Let’s just say, I overestimated.


Not the awesomeness of the structure. My kids ability to act like humans.


I kind of forgot they don’t talk or sing in ballets.



I couldn’t be too hard on them for thinking it was over and asking to leave after the first NUMBER. Not ACT. Five minutes. Done. Because they didn’t know what the hell was going on. And neither did I. Can you put some Cliff notes in the Playbill, people?



Not all was for naught. Annabelle got a solid nap and hydrated my arm with her drool. Daniel learned a good lesson in the perils of wiggling after hitting his head so hard on the chair’s sponsorship plaque it drew blood. (“You see mom, I told you why I hate this place!”)


And I remembered I’m not a ballet lover either.

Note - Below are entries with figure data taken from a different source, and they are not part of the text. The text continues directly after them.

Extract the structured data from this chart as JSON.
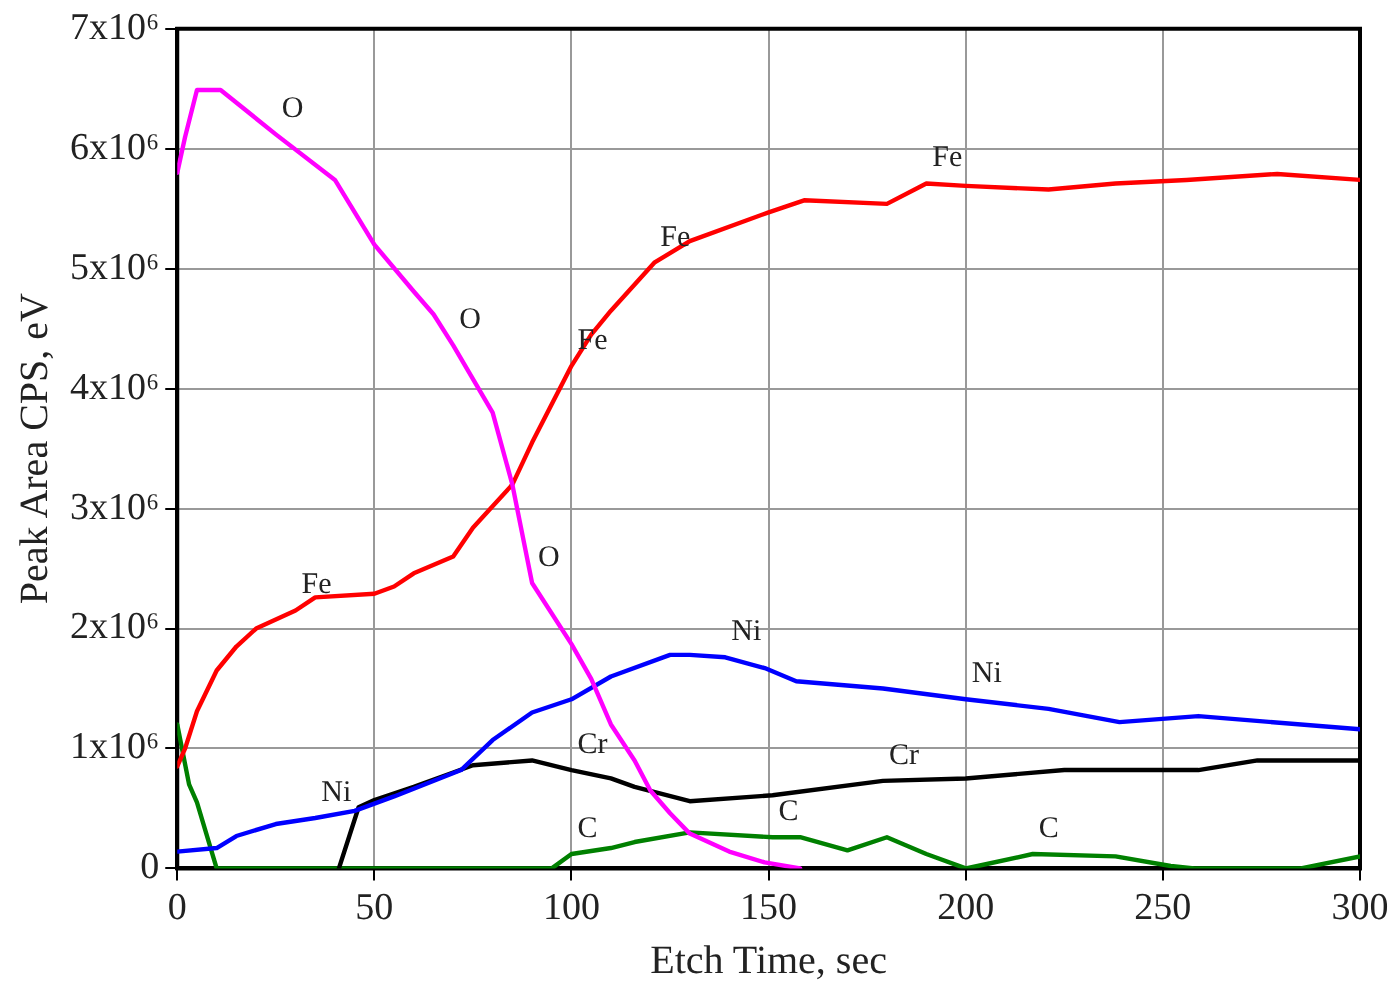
{
  "chart_data": {
    "type": "line",
    "xlabel": "Etch Time, sec",
    "ylabel": "Peak Area CPS, eV",
    "xlim": [
      0,
      300
    ],
    "xticks": [
      0,
      50,
      100,
      150,
      200,
      250,
      300
    ],
    "ylim": [
      0,
      7000000
    ],
    "yticks": [
      0,
      {
        "value": 1000000,
        "label": "1x10⁶"
      },
      {
        "value": 2000000,
        "label": "2x10⁶"
      },
      {
        "value": 3000000,
        "label": "3x10⁶"
      },
      {
        "value": 4000000,
        "label": "4x10⁶"
      },
      {
        "value": 5000000,
        "label": "5x10⁶"
      },
      {
        "value": 6000000,
        "label": "6x10⁶"
      },
      {
        "value": 7000000,
        "label": "7x10⁶"
      }
    ],
    "grid": true,
    "legend": false,
    "marker": "none",
    "line_style": "solid",
    "series": [
      {
        "color": "#ff00ff",
        "x": [
          0,
          2,
          5,
          11,
          25,
          40,
          50,
          60,
          65,
          70,
          80,
          85,
          90,
          100,
          105,
          110,
          116,
          120,
          125,
          130,
          140,
          149,
          158
        ],
        "values": [
          5800000,
          6100000,
          6490000,
          6490000,
          6120000,
          5740000,
          5200000,
          4810000,
          4620000,
          4360000,
          3800000,
          3200000,
          2380000,
          1870000,
          1580000,
          1200000,
          900000,
          650000,
          460000,
          290000,
          140000,
          50000,
          0
        ]
      },
      {
        "color": "#ff0000",
        "x": [
          0,
          2,
          5,
          10,
          15,
          20,
          30,
          35,
          50,
          55,
          60,
          70,
          75,
          85,
          90,
          100,
          105,
          110,
          121,
          130,
          150,
          159,
          180,
          190,
          200,
          221,
          238,
          256,
          279,
          300
        ],
        "values": [
          850000,
          1000000,
          1310000,
          1650000,
          1850000,
          2000000,
          2150000,
          2260000,
          2290000,
          2350000,
          2460000,
          2600000,
          2840000,
          3200000,
          3550000,
          4190000,
          4450000,
          4650000,
          5050000,
          5230000,
          5470000,
          5570000,
          5540000,
          5710000,
          5690000,
          5660000,
          5710000,
          5740000,
          5790000,
          5740000
        ]
      },
      {
        "color": "#0000ff",
        "x": [
          0,
          10,
          15,
          25,
          35,
          45,
          55,
          72,
          80,
          90,
          100,
          110,
          125,
          130,
          139,
          149,
          157,
          179,
          200,
          221,
          239,
          259,
          300
        ],
        "values": [
          140000,
          170000,
          270000,
          370000,
          420000,
          480000,
          600000,
          820000,
          1070000,
          1300000,
          1410000,
          1600000,
          1780000,
          1780000,
          1760000,
          1670000,
          1560000,
          1500000,
          1410000,
          1330000,
          1220000,
          1270000,
          1160000
        ]
      },
      {
        "color": "#000000",
        "x": [
          41,
          46,
          50,
          60,
          70,
          75,
          90,
          100,
          110,
          116,
          130,
          151,
          179,
          200,
          225,
          242,
          259,
          274,
          300
        ],
        "values": [
          0,
          510000,
          570000,
          680000,
          800000,
          860000,
          900000,
          820000,
          750000,
          680000,
          560000,
          610000,
          730000,
          750000,
          820000,
          820000,
          820000,
          900000,
          900000
        ]
      },
      {
        "color": "#008000",
        "x": [
          0,
          3,
          5,
          10,
          95,
          100,
          110,
          116,
          130,
          151,
          158,
          170,
          180,
          190,
          200,
          203,
          217,
          238,
          252,
          258,
          285,
          300
        ],
        "values": [
          1200000,
          700000,
          550000,
          0,
          0,
          120000,
          170000,
          220000,
          300000,
          260000,
          260000,
          150000,
          260000,
          120000,
          0,
          20000,
          120000,
          100000,
          20000,
          0,
          0,
          100000
        ]
      }
    ],
    "annotations": [
      {
        "text": "O",
        "x": 25,
        "y": 6120000
      },
      {
        "text": "O",
        "x": 70,
        "y": 4360000
      },
      {
        "text": "O",
        "x": 90,
        "y": 2380000
      },
      {
        "text": "Fe",
        "x": 30,
        "y": 2150000
      },
      {
        "text": "Fe",
        "x": 100,
        "y": 4190000
      },
      {
        "text": "Fe",
        "x": 121,
        "y": 5050000
      },
      {
        "text": "Fe",
        "x": 190,
        "y": 5710000
      },
      {
        "text": "Ni",
        "x": 35,
        "y": 420000
      },
      {
        "text": "Ni",
        "x": 139,
        "y": 1760000
      },
      {
        "text": "Ni",
        "x": 200,
        "y": 1410000
      },
      {
        "text": "Cr",
        "x": 100,
        "y": 820000
      },
      {
        "text": "Cr",
        "x": 179,
        "y": 730000
      },
      {
        "text": "C",
        "x": 100,
        "y": 120000
      },
      {
        "text": "C",
        "x": 151,
        "y": 260000
      },
      {
        "text": "C",
        "x": 217,
        "y": 120000
      }
    ]
  }
}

So shoot me. I like words. Duh.


Call me Philistine but I prefer to eat popcorn when I’m sitting in uncomfortable chairs.



Whatever, so the people behind us decided to move seats. Worse things have happened. I’m just trying to culturalize my pups, fellow citizens, have pity on me.


(And them. They asked where the popcorn machine was. The apple doesn’t fall…)


p.s. The building is magnificent. Beautiful. Simply beautiful.